We briefly introduced ourselves to the other travelers coming to see the demonstration; a mother and son from Brazil. Though they were only in Jaipur for a night and not staying at Ikaki Niwas, we learned that it’s possible to join the cooking demonstration even if you won’t be putting your head down at the hotel after eating. We talked briefly on the hotel’s terrace, where other groups of friendly tourists were gathered, having a beverage and enjoying each other’s company. The weather was brisk, and out from the terrace, the moon shone brightly in the sky above the city.

We were gestured over to the sitting area in front of a table with a portable stove top, spices, bowls, and pans. Devika stood behind it and told us what we’d be cooking today: lentil papadum curry, halwa and chapatis. I couldn’t wait. Devika gently introduced us to the different ingredients she used, and while I can’t recite all of them now, you will get your own recipe card if you visit Ikaki Niwas for this demonstration. For some reason, the fresh bay leaves she used stuck out to me, and I kept my eye on them as she added them to the wok. She also explained Rajasthani food. Rajasthani cuisine is different than anywhere else in India, because it’s defined by ingredients that come from the desert, that can go several days without needing to be heated. Lots of lentils, beans, gram, spices, etc., and not many vegetables, make up the dishes. But, make no mistake, Despite the fact that ingredients have been limited in the past, the Rajasthani people have learned to make incredible dishes with what they have.

Devika made cooking Indian food look so easy. I’ve tried it myself on a few different occasions, as my boyfriend and I like to eat vegetarian, and many Indian dishes don’t contain meat. Devika talked to us throughout the demonstration, and I found her natural and genuine multi-tasking abilities to be amazing. She and JD had a young son, too, who was walking around making conversation with the guests.

At this point, the smells radiating off the stove were mouth-watering, and even though we were out on the terrace, the scents lingered and didn’t drift away in the cool night time air.

Finally, it was our turn to participate in the cooking demonstration.We looked over at the others with hesitation. We were clearly both afraid of doing something wrong! Surely, we couldn’t do it as well as Devika! Luckily, she already took care of the hard stuff. All we had to do was cook the chapatis, which didn’t seem too difficult. Devika showed us how to make the bread with flour, water, and salt, and I couldn’t believe all this time at home I had been spending hours trying to create the perfect naan bread with tons of other ingredients!

When it was my turn to step up to the plate – or, pan rather – Devika instructed me on how to roll, flatten and pinch the dough to create the right shape for the chapati. With the thin pan hot and ready, I hesitated slightly before placing my chapati on the pan. Devika guided my hands and let me know when it was time to flip the bread. And, viola! The chapati was made. The remaining participants cooked their chapati, too, and before we knew it, it was time to eat.

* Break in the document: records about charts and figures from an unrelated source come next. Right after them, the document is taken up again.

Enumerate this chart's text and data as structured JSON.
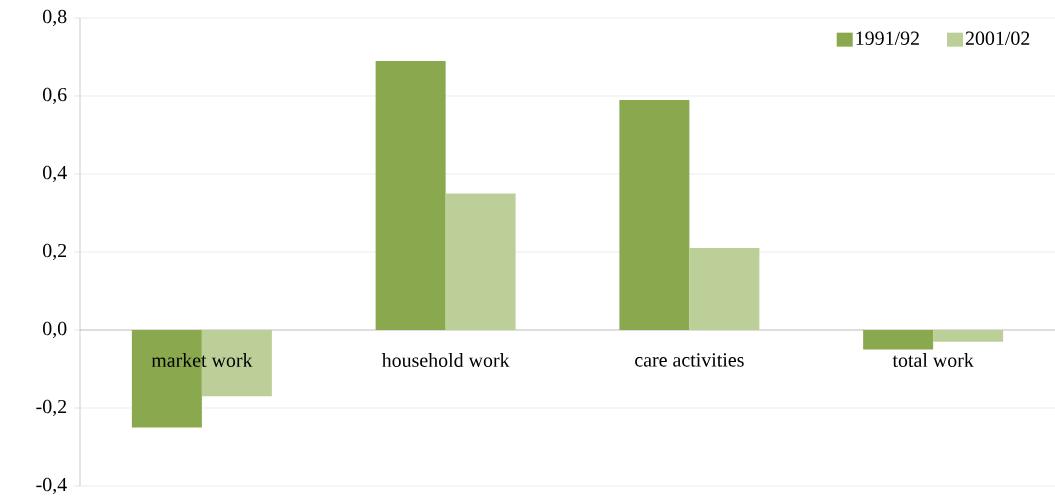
{
  "chart_data": {
    "type": "bar",
    "categories": [
      "market work",
      "household work",
      "care activities",
      "total work"
    ],
    "series": [
      {
        "name": "1991/92",
        "color": "#8aa84d",
        "values": [
          -0.25,
          0.69,
          0.59,
          -0.05
        ]
      },
      {
        "name": "2001/02",
        "color": "#bccf98",
        "values": [
          -0.17,
          0.35,
          0.21,
          -0.03
        ]
      }
    ],
    "ylim": [
      -0.4,
      0.8
    ],
    "yticks": [
      {
        "value": -0.4,
        "label": "-0,4"
      },
      {
        "value": -0.2,
        "label": "-0,2"
      },
      {
        "value": 0.0,
        "label": "0,0"
      },
      {
        "value": 0.2,
        "label": "0,2"
      },
      {
        "value": 0.4,
        "label": "0,4"
      },
      {
        "value": 0.6,
        "label": "0,6"
      },
      {
        "value": 0.8,
        "label": "0,8"
      }
    ],
    "grid": "y",
    "legend": "top right"
  }
}
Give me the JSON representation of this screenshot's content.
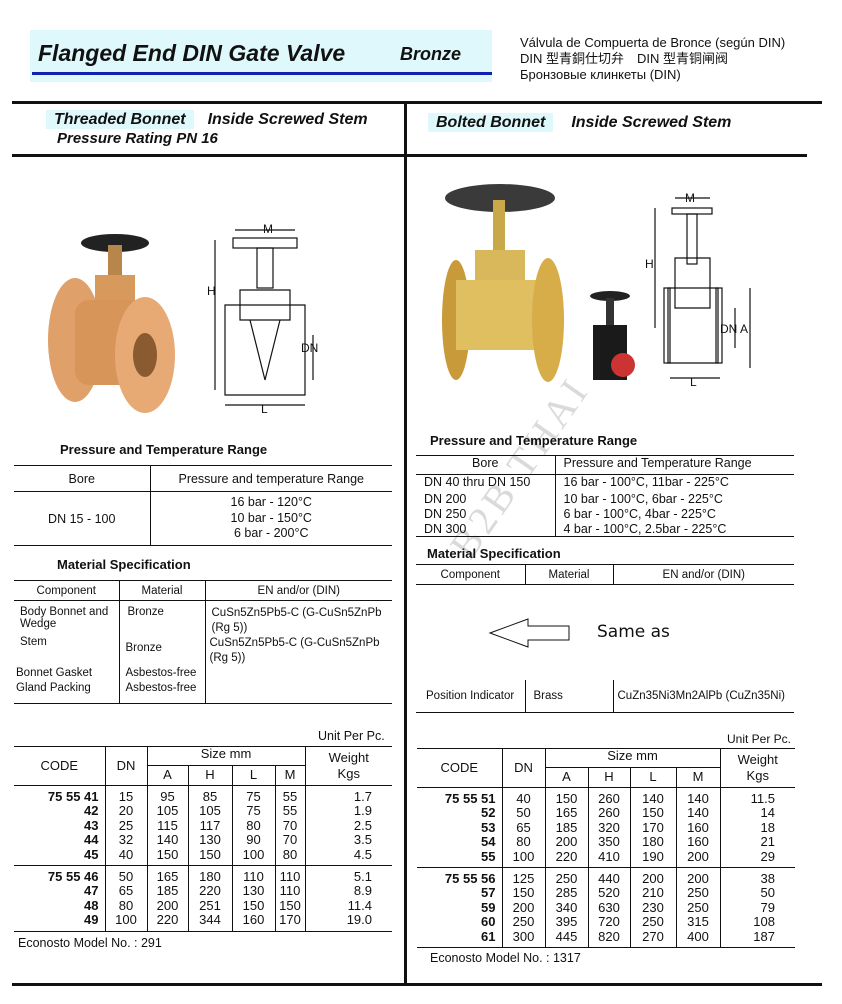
{
  "header": {
    "title": "Flanged End DIN Gate Valve",
    "material": "Bronze",
    "spanish": "Válvula de Compuerta de Bronce (según DIN)",
    "chinese": "DIN 型青銅仕切弁　DIN 型青铜闸阀",
    "russian": "Бронзовые клинкеты (DIN)",
    "accent_color": "#1020b0",
    "highlight_color": "#dff8fb"
  },
  "watermark": "B2B THAI",
  "left": {
    "bonnet": "Threaded Bonnet",
    "stem": "Inside Screwed Stem",
    "rating": "Pressure Rating PN 16",
    "diagram_labels": {
      "m": "M",
      "h": "H",
      "dn": "DN",
      "l": "L"
    },
    "pt_title": "Pressure  and Temperature Range",
    "pt_headers": [
      "Bore",
      "Pressure and temperature Range"
    ],
    "pt_bore": "DN 15 - 100",
    "pt_values": [
      "16 bar - 120°C",
      "10 bar - 150°C",
      "6 bar - 200°C"
    ],
    "mat_title": "Material Specification",
    "mat_headers": [
      "Component",
      "Material",
      "EN and/or (DIN)"
    ],
    "mat_rows": [
      {
        "c": "Body Bonnet and Wedge",
        "m": "Bronze",
        "en": "CuSn5Zn5Pb5-C (G-CuSn5ZnPb (Rg 5))"
      },
      {
        "c": "Stem",
        "m": "Bronze",
        "en": "CuSn5Zn5Pb5-C (G-CuSn5ZnPb (Rg 5))"
      },
      {
        "c": "Bonnet Gasket",
        "m": "Asbestos-free",
        "en": ""
      },
      {
        "c": "Gland Packing",
        "m": "Asbestos-free",
        "en": ""
      }
    ],
    "unit": "Unit Per Pc.",
    "table_headers": {
      "code": "CODE",
      "dn": "DN",
      "size": "Size mm",
      "a": "A",
      "h": "H",
      "l": "L",
      "m": "M",
      "weight": "Weight",
      "kgs": "Kgs"
    },
    "groups": [
      [
        [
          "75 55 41",
          "15",
          "95",
          "85",
          "75",
          "55",
          "1.7"
        ],
        [
          "42",
          "20",
          "105",
          "105",
          "75",
          "55",
          "1.9"
        ],
        [
          "43",
          "25",
          "115",
          "117",
          "80",
          "70",
          "2.5"
        ],
        [
          "44",
          "32",
          "140",
          "130",
          "90",
          "70",
          "3.5"
        ],
        [
          "45",
          "40",
          "150",
          "150",
          "100",
          "80",
          "4.5"
        ]
      ],
      [
        [
          "75 55 46",
          "50",
          "165",
          "180",
          "110",
          "110",
          "5.1"
        ],
        [
          "47",
          "65",
          "185",
          "220",
          "130",
          "110",
          "8.9"
        ],
        [
          "48",
          "80",
          "200",
          "251",
          "150",
          "150",
          "11.4"
        ],
        [
          "49",
          "100",
          "220",
          "344",
          "160",
          "170",
          "19.0"
        ]
      ]
    ],
    "model": "Econosto  Model No. : 291"
  },
  "right": {
    "bonnet": "Bolted  Bonnet",
    "stem": "Inside Screwed Stem",
    "diagram_labels": {
      "m": "M",
      "h": "H",
      "dn": "DN",
      "a": "A",
      "l": "L"
    },
    "pt_title": "Pressure  and Temperature Range",
    "pt_headers": [
      "Bore",
      "Pressure and Temperature Range"
    ],
    "pt_rows": [
      [
        "DN 40 thru DN 150",
        "16 bar - 100°C, 11bar - 225°C"
      ],
      [
        "DN 200",
        "10 bar - 100°C, 6bar - 225°C"
      ],
      [
        "DN 250",
        "6 bar - 100°C, 4bar - 225°C"
      ],
      [
        "DN 300",
        "4 bar - 100°C, 2.5bar - 225°C"
      ]
    ],
    "mat_title": "Material Specification",
    "mat_headers": [
      "Component",
      "Material",
      "EN and/or (DIN)"
    ],
    "same_as": "Same as",
    "position_row": {
      "c": "Position Indicator",
      "m": "Brass",
      "en": "CuZn35Ni3Mn2AlPb (CuZn35Ni)"
    },
    "unit": "Unit Per Pc.",
    "table_headers": {
      "code": "CODE",
      "dn": "DN",
      "size": "Size mm",
      "a": "A",
      "h": "H",
      "l": "L",
      "m": "M",
      "weight": "Weight",
      "kgs": "Kgs"
    },
    "groups": [
      [
        [
          "75 55 51",
          "40",
          "150",
          "260",
          "140",
          "140",
          "11.5"
        ],
        [
          "52",
          "50",
          "165",
          "260",
          "150",
          "140",
          "14"
        ],
        [
          "53",
          "65",
          "185",
          "320",
          "170",
          "160",
          "18"
        ],
        [
          "54",
          "80",
          "200",
          "350",
          "180",
          "160",
          "21"
        ],
        [
          "55",
          "100",
          "220",
          "410",
          "190",
          "200",
          "29"
        ]
      ],
      [
        [
          "75 55 56",
          "125",
          "250",
          "440",
          "200",
          "200",
          "38"
        ],
        [
          "57",
          "150",
          "285",
          "520",
          "210",
          "250",
          "50"
        ],
        [
          "59",
          "200",
          "340",
          "630",
          "230",
          "250",
          "79"
        ],
        [
          "60",
          "250",
          "395",
          "720",
          "250",
          "315",
          "108"
        ],
        [
          "61",
          "300",
          "445",
          "820",
          "270",
          "400",
          "187"
        ]
      ]
    ],
    "model": "Econosto Model No. : 1317"
  }
}
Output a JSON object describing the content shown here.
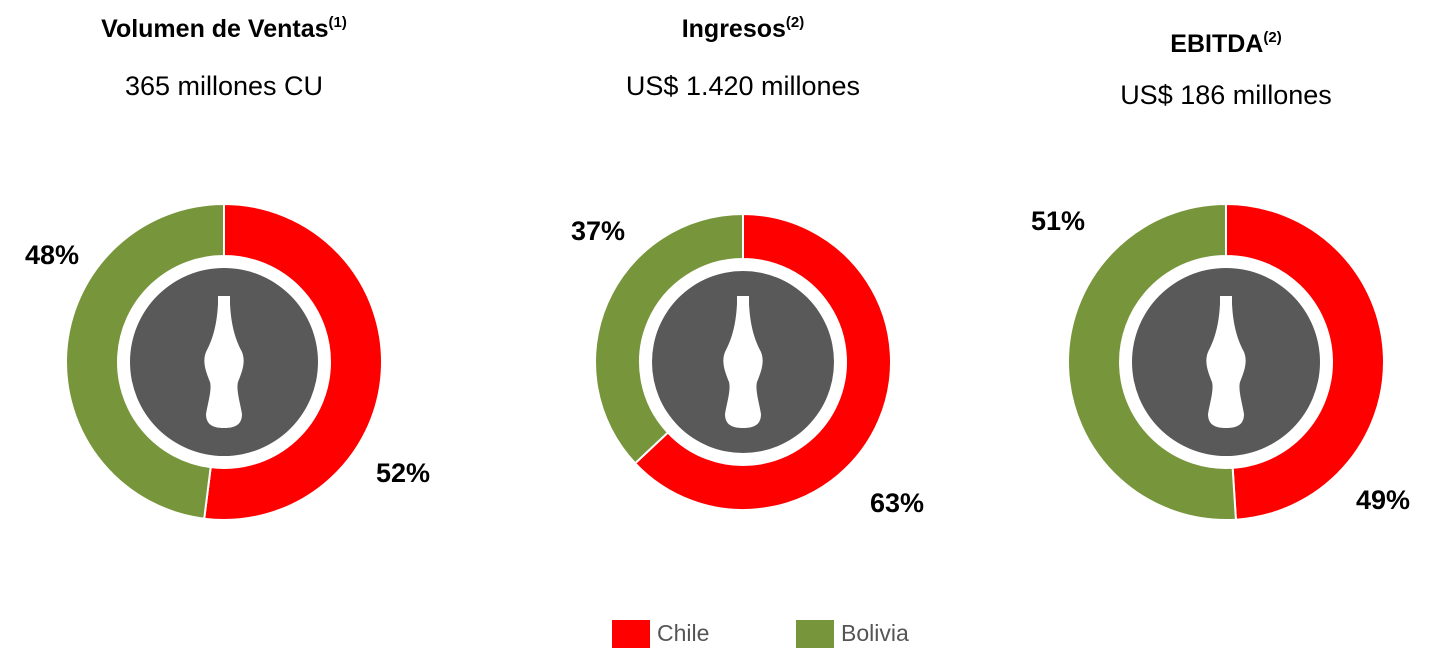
{
  "chart_data": [
    {
      "type": "donut",
      "title": "Volumen de Ventas",
      "title_superscript": "(1)",
      "subtitle": "365 millones CU",
      "categories": [
        "Chile",
        "Bolivia"
      ],
      "values": [
        52,
        48
      ],
      "value_labels": [
        "52%",
        "48%"
      ],
      "colors": [
        "#ff0000",
        "#77963c"
      ]
    },
    {
      "type": "donut",
      "title": "Ingresos",
      "title_superscript": "(2)",
      "subtitle": "US$ 1.420 millones",
      "categories": [
        "Chile",
        "Bolivia"
      ],
      "values": [
        63,
        37
      ],
      "value_labels": [
        "63%",
        "37%"
      ],
      "colors": [
        "#ff0000",
        "#77963c"
      ]
    },
    {
      "type": "donut",
      "title": "EBITDA",
      "title_superscript": "(2)",
      "subtitle": "US$ 186 millones",
      "categories": [
        "Chile",
        "Bolivia"
      ],
      "values": [
        49,
        51
      ],
      "value_labels": [
        "49%",
        "51%"
      ],
      "colors": [
        "#ff0000",
        "#77963c"
      ]
    }
  ]
}
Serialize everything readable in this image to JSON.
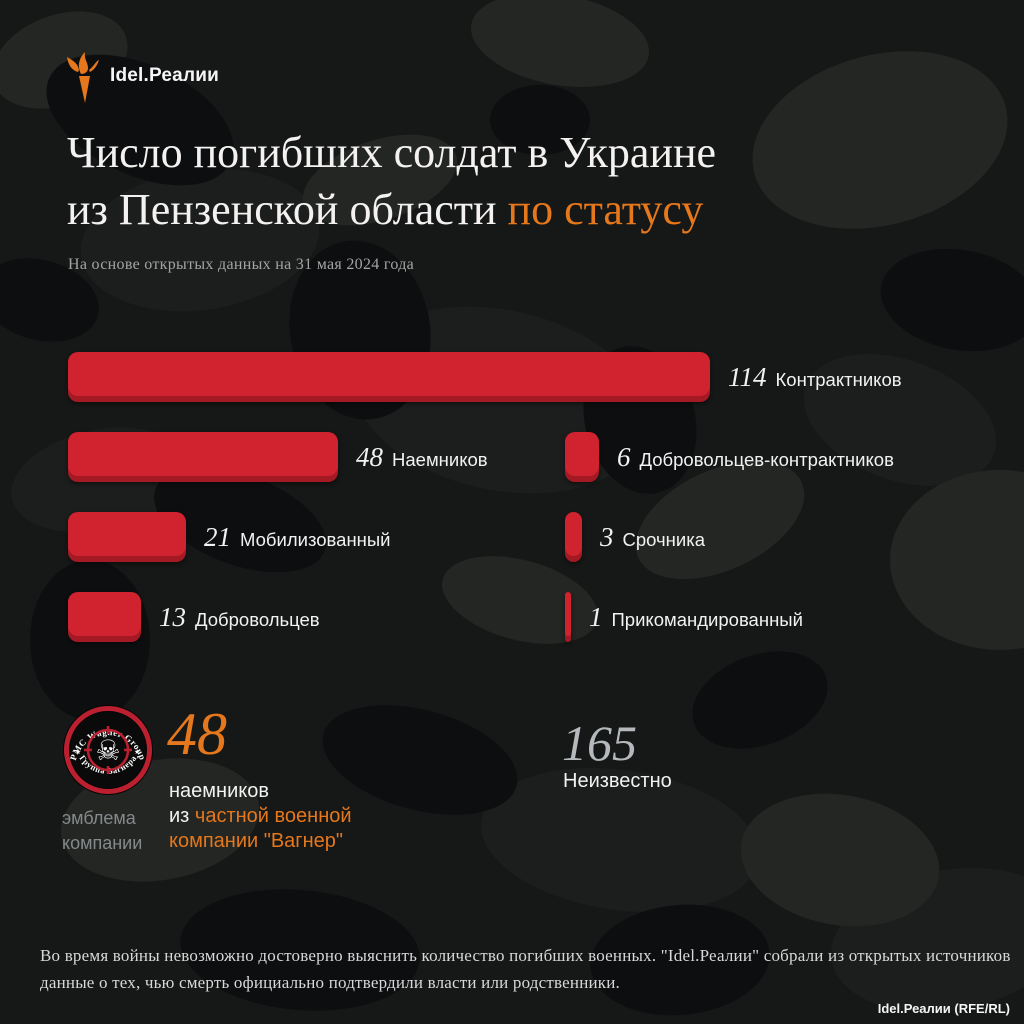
{
  "brand": {
    "logo_text": "Idel.Реалии"
  },
  "header": {
    "title_line1": "Число погибших солдат в Украине",
    "title_line2_prefix": "из Пензенской области ",
    "title_line2_highlight": "по статусу",
    "subtitle": "На основе открытых данных на 31 мая 2024 года"
  },
  "chart_data": {
    "type": "bar",
    "orientation": "horizontal",
    "title": "Число погибших солдат в Украине из Пензенской области по статусу",
    "categories": [
      "Контрактников",
      "Наемников",
      "Добровольцев-контрактников",
      "Мобилизованный",
      "Срочника",
      "Добровольцев",
      "Прикомандированный"
    ],
    "values": [
      114,
      48,
      6,
      21,
      3,
      13,
      1
    ],
    "bar_color": "#d1222f",
    "grid": false,
    "legend": false,
    "rows": [
      {
        "value": 114,
        "label": "Контрактников",
        "col": "left",
        "row": 0
      },
      {
        "value": 48,
        "label": "Наемников",
        "col": "left",
        "row": 1
      },
      {
        "value": 6,
        "label": "Добровольцев-контрактников",
        "col": "right",
        "row": 1
      },
      {
        "value": 21,
        "label": "Мобилизованный",
        "col": "left",
        "row": 2
      },
      {
        "value": 3,
        "label": "Срочника",
        "col": "right",
        "row": 2
      },
      {
        "value": 13,
        "label": "Добровольцев",
        "col": "left",
        "row": 3
      },
      {
        "value": 1,
        "label": "Прикомандированный",
        "col": "right",
        "row": 3
      }
    ]
  },
  "wagner": {
    "badge_top_text": "PMC Wagner Group",
    "badge_bottom_text": "Группа Вагнера",
    "badge_star": "★",
    "skull_glyph": "☠",
    "caption_line1": "эмблема",
    "caption_line2": "компании",
    "count": "48",
    "line1": "наемников",
    "line2_white": "из ",
    "line2_orange": "частной военной",
    "line3_orange": "компании \"Вагнер\""
  },
  "unknown": {
    "count": "165",
    "label": "Неизвестно"
  },
  "footer": {
    "disclaimer_line1": "Во время войны невозможно достоверно выяснить количество погибших военных. \"Idel.Реалии\" собрали из открытых источников",
    "disclaimer_line2": "данные о тех, чью смерть официально подтвердили власти или родственники.",
    "credit": "Idel.Реалии (RFE/RL)"
  },
  "colors": {
    "accent_orange": "#e5771c",
    "bar_red": "#d1222f",
    "badge_ring_red": "#bb2030",
    "number_gray": "#b5b9bb",
    "muted_gray": "#86898b"
  }
}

We moved inside to the dining area, and the table was all set. Dinesh, the server and helper that had been waiting on us since our arrival at the hotel, smiled graciously and gestured for us to sit down. He brought the food over, and went around the table to ask each of us what we would like to drink. After, he served us a little bit of each dish onto our plates, and we added our own spoonfuls of rice and a chapati. I wondered as I took from the basket which one was mine, but they all looked amazing. Devika was a great teacher, after all.

As we ate, we talked more about life in Jaipur, the hotel, the people that come to visit, and what everyone’s plans were for the following day. This cooking demonstration really sums up what Ikaki Niwas does — bringing people together in a foreign country, over something we can all share and enjoy:

Delicious, homemade, Rajasthani food.